Masoud Barzani (derecha), en una imagen del pasado mes de septiembre
Masoud Barzani (derecha), en una imagen del pasado mes de septiembre - AFP

El presidente del Kurdistán cada vez más aislado como consecuencia del referéndum

Las autoridades de Bagdad han aprovechado la falta de respaldo internacional para lanzar una ofensiva y recuperar las tierras que los kurdos ocuparon en 2014

CORRESPONSAL EN JERUSALÉNActualizado:

El 25 de septiembre pasará a la historia de la región autónoma kurda (KRG) como el día en el que su presidente, Masoud Barzani, organizó un referéndum de independencia que obtuvo el 93% de apoyo entre la población, pero que ha terminado por alejar ese sueño. El fervor nacionalista ha dado paso a la estupefacción por el error de cálculo de un dirigente que lanzó la consulta con el único apoyo internacional de Israel y que tres semanas después no puede pedir ayuda para frenar la respuesta militar del Gobierno de Bagdad, que ya ha recuperado todos los territorios que tenía en disputa con la KRG, incluida la ciudad petrolera de Kirkuk.
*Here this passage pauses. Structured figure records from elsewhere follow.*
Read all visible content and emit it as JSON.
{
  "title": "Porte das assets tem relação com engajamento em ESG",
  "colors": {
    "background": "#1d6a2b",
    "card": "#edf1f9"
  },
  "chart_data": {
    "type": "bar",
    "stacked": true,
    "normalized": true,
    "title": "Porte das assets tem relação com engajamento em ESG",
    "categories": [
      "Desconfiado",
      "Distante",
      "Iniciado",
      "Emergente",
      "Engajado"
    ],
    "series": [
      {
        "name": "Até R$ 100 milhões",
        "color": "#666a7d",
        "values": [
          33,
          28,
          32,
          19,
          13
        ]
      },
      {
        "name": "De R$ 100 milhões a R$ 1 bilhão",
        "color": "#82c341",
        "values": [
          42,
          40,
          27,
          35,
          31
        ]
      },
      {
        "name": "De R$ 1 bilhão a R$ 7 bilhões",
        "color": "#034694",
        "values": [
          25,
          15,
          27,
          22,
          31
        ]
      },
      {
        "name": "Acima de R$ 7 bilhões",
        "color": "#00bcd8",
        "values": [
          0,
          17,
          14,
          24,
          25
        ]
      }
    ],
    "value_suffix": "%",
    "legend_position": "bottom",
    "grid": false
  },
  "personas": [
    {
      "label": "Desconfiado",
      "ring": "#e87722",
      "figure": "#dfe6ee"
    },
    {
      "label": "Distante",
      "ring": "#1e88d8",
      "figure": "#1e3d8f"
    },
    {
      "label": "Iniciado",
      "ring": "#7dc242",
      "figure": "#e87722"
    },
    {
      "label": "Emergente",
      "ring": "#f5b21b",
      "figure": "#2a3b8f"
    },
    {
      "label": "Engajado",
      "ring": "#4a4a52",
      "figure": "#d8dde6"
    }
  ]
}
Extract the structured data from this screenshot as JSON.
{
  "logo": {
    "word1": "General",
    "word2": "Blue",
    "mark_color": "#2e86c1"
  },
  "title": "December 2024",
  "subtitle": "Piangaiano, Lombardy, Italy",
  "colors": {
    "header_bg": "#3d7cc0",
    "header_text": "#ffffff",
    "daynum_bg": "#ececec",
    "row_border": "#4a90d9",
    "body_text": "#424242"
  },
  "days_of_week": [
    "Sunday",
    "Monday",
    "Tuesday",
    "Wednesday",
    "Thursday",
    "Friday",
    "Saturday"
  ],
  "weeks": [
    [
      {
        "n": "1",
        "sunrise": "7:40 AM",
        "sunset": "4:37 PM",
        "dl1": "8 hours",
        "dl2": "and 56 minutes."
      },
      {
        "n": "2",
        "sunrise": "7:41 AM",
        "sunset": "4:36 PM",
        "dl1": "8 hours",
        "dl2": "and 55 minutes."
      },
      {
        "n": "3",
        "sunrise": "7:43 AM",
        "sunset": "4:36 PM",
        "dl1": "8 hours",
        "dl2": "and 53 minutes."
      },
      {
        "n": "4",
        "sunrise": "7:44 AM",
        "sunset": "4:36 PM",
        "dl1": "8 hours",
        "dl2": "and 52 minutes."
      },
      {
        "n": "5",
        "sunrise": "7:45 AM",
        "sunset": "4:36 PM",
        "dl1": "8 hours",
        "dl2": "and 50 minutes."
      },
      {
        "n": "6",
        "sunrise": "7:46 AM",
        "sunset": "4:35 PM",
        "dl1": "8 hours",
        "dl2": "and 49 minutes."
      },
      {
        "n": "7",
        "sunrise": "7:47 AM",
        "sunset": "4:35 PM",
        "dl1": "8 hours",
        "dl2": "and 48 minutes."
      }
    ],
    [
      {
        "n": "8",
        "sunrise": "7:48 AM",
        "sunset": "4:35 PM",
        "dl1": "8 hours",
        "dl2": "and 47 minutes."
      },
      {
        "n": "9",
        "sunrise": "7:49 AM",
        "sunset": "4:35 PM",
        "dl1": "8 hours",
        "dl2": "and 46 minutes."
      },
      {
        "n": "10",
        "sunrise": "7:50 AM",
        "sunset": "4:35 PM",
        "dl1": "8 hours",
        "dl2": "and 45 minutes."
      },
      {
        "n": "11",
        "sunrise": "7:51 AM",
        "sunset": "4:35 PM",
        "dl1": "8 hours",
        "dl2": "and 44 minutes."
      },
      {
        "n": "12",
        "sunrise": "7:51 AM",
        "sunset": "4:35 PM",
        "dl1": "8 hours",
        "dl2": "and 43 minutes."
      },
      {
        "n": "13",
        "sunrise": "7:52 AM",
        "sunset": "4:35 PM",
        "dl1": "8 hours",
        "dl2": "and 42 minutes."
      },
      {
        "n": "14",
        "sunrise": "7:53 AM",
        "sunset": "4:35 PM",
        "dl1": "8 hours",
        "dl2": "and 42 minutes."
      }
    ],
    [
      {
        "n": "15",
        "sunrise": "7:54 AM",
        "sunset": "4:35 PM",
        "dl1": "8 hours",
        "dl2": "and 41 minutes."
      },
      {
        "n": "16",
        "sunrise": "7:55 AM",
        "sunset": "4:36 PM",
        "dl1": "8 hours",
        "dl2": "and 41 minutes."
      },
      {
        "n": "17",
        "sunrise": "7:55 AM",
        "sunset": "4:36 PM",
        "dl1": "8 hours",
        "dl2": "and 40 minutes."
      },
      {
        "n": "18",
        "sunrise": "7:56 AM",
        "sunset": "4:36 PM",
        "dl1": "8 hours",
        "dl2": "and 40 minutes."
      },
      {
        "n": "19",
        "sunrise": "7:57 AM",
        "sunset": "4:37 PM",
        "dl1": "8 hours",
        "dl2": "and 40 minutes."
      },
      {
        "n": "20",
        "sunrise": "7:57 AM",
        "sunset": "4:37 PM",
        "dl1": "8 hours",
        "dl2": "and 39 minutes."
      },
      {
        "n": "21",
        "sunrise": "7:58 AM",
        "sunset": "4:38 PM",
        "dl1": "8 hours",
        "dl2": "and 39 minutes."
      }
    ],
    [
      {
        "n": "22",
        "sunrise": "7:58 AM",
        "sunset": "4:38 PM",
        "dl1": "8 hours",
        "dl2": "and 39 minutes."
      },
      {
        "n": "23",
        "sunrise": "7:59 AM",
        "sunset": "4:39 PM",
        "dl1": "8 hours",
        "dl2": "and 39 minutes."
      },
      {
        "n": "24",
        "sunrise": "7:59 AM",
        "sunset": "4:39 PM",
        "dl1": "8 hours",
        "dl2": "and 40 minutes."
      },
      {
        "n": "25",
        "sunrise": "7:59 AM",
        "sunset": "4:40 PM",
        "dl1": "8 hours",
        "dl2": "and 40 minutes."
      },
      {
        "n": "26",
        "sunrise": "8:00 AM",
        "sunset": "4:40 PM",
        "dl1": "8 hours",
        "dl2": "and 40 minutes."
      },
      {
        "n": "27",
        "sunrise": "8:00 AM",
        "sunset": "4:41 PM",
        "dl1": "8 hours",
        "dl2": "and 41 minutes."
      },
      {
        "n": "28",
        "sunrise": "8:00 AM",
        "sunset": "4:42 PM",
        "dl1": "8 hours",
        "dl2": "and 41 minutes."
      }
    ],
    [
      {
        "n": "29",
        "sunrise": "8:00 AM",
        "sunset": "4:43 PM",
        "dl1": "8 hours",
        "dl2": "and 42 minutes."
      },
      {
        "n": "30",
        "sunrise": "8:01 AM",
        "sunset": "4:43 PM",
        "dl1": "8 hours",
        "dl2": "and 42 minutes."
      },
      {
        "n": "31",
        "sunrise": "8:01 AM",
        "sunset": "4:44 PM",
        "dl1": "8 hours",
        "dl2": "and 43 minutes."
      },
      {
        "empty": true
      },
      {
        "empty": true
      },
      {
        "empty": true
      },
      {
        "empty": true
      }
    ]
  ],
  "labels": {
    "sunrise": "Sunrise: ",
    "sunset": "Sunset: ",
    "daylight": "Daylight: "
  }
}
Lo que Barzani presentó como «un primer paso hacia la independencia», ha logrado el efecto contrario y pérdidas como la de Kirkuk suponen un freno a cualquier aspiración independentista porque de sus campos petroleros salían 400.000 de los 650.000 barriles diarios de crudo que los kurdos exportaban hasta ahora. «Ha arruinado al país y ahora está desesperado, tanto políticamente como económicamente», piensa el analista Martin Jay, quien califica de «suicidio político» una consulta que llevará a los kurdos «al abismo», según su último artículo para Global Research.

Barzani, de 71 años, presidente de la región kurda desde 2005 y cuyo mandato expiró en 2015, ha desaparecido de escena desde la consulta. Cuando comenzó el avance de las tropas de Irak se limitó a culpar de «traición» al partido rival, la Unión Patriótica de Kurdistán (UPK), pero tanto sus peshrmerga como los de la UPK dejaron sus posiciones sin ofrecer apenas resistencia. «El partido de Barzani (Partido Democrático del Kurdistán, PDK) está tan aislado como el propio Kurdistán en Irak, en la región y en el mundo», asegura el analista de Inside Iraqi Politics, Kirk Sowell, en declaraciones recogidas por la agencia AFP. Este aislamiento es la primera consecuencia de una consulta que enfrentó a Erbil con aliados tradicionales como Estados Unidos y Turquía, pero también con el vecino Irán, todos ellos opuestos a la división interna de Irak.

Las autoridades de Bagdad han aprovechado la falta de respaldo internacional para lanzar una ofensiva y recuperar las tierras que los kurdos ocuparon en 2014, cuando los peshmerga avanzaron para frenar al grupo yihadista Daesh. El Ejército iraquí abandonó sus posiciones y fueron los kurdos quienes detuvieron el avance yihadista en aquellas zonas que reclamaban como parte del Kurdistán histórico y que luego ocuparon militarmente.